- Lagos Pays N78.5bn Into Workers’ Retirement Savings Accounts
As part of efforts to ensure that workers earn their pensions when upon retirement, the Lagos State Government paid a total of N78.5bn into the Retirement Savings Accounts of its employees as of the end of March.
The Commissioner for Establishments, Training and Pensions, Dr. Akintola Oke, stated this during the state’s 38th retirement bond certificate presentation in Lagos on Friday.
“The Lagos State Government has never failed to remit monthly contributions into the Retirement Savings Accounts maintained by its workers with 10 Pension Fund Administrators,” he said.

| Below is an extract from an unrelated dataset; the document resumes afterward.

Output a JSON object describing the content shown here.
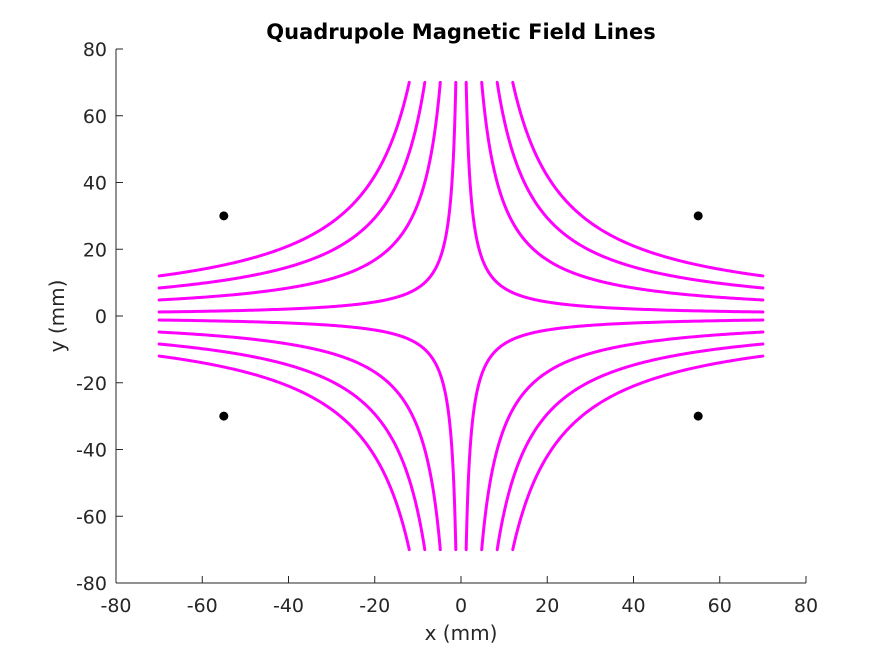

Oke noted that 311 retirees would have their RSAs credited with accrued pension rights of N1.6bn, made up of gratuity and pension benefits under the Defined Benefits Scheme for employees who transited to the Defined Contributory Scheme during the bond presentation.

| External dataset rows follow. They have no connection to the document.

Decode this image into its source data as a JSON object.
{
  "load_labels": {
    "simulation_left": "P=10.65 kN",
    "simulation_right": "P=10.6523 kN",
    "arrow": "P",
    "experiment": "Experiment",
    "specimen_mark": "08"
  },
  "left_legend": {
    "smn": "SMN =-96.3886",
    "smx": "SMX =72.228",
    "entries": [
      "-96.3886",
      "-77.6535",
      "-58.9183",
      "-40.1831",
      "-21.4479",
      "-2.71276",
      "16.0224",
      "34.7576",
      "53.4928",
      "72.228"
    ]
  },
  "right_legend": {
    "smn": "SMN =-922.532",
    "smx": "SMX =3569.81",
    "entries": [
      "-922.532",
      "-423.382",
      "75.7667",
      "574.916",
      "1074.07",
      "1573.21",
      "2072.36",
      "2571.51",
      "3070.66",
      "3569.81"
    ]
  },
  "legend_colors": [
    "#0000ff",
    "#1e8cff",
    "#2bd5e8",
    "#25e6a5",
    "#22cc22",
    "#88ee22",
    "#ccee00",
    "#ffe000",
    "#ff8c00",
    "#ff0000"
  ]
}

The Director-General, Lagos State Pension Commission, Mrs. Folashade Onanuga, said the state had paid N27.4bn to retirees less than two years.

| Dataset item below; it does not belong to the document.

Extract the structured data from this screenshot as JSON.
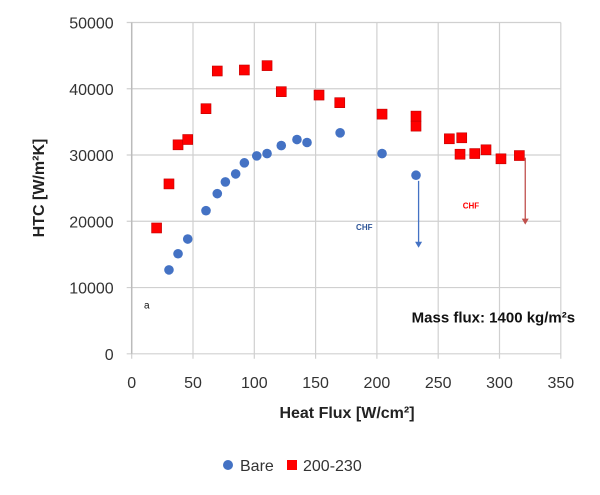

“In a period of less than two years, from August 2015 to April 2017, the state government through LASPEC, has paid accrued pension rights in the sum of N27.4bn into the RSAs of 6,267 retirees. Accrued pension rights previously paid before the current administration amounts to N33.6bn to 7,409 retirees,” she stated.
Since the commencement of the retirement benefits bond certificate presentation in 2010, she said the state had paid about N61.4bn to over 13,676 retirees/withdrawn staff.
“In addition, the state government through the commission has paid to named beneficiaries of deceased employees insurance benefits of N12.5m for the month of April. This brings the total of death benefits to N182.5m from August 2015 to date,” Onanuga explained.
The LASPEC boss informed the retirees of the two exit options for receiving their monthly pensions, which are programmed withdrawal and annuity.
She enjoined all the beneficiaries to take good care of their health and physical well-being as well as desist from frivolous spending.